Comment by alxlaz
5 days ago
This is:
1. Not about any monopoly (in fact the word "monopoly" does not appear in the press release at all).
2. Nothing like McDonalds, whose business model is completely different from an app store's.
3. Not about Apple can do to consumers who aren't in the Apple ecosystem but about what it can do to developers who wish to sell their applications and services for Apple devices.
If you really insist on making an analogy that involves McDonalds: that's like arguing that McDonalds should not be allowed to prevent Coca-Cola from telling Coca-Cola customers that they can buy Coca-Cola in places other than McDonalds. Which, yeah, they're not allowed to.
> If you really insist on making an analogy that involves McDonalds: that's like arguing that McDonalds should not be allowed to prevent Coca-Cola from telling Coca-Cola customers that they can buy Coca-Cola in places other than McDonalds. Which, yeah, they're not allowed to.
Neither the App Stores or McDonalds have any control over what you do outside of them. That's your problem, individually and collectively.

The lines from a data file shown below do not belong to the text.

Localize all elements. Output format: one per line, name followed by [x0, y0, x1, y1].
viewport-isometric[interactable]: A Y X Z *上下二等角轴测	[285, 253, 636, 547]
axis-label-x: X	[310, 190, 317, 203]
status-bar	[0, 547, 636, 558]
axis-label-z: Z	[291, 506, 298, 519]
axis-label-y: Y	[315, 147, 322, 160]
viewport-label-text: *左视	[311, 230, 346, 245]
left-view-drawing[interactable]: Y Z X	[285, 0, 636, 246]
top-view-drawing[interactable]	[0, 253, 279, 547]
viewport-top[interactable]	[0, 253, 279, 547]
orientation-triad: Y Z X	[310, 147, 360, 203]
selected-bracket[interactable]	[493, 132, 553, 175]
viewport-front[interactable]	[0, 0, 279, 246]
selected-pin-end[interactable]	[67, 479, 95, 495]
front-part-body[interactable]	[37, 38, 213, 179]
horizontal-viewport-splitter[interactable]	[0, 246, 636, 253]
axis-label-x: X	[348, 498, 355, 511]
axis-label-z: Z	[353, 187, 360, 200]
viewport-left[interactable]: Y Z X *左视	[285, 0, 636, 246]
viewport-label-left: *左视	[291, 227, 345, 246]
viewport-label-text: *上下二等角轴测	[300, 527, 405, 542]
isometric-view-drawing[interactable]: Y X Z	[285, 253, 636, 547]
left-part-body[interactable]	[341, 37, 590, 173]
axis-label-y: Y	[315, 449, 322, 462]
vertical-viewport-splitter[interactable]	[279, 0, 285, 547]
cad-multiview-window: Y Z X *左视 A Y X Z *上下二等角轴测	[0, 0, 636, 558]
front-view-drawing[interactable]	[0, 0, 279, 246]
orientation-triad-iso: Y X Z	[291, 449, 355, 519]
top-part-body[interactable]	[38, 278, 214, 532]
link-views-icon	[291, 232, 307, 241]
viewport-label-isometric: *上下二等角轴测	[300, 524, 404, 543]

> [the App Stores does not] any control over what you do outside of them
Well, we are talking about Apple's App Store, not just an App Store, and in that case, it's Apple. So, Apple wants to exert control over what you as an app developer do outside of the App Store. That's the problem. The fact that you think that's not happening means you know it's wrong.
No, it's within the App that is distributed on the App Store.
Plenty of companies will charge you different prices for things based on whether you get them via the App Store or their website.
Except Apple tried to exert control over that, which is exactly what they got fined for, because it's illegal.
They did the equivalent of saying to Coca Cola if you discover a customer via the App Store then we get a cut of it, which is a very normal and common arrangement, even if disagreeable.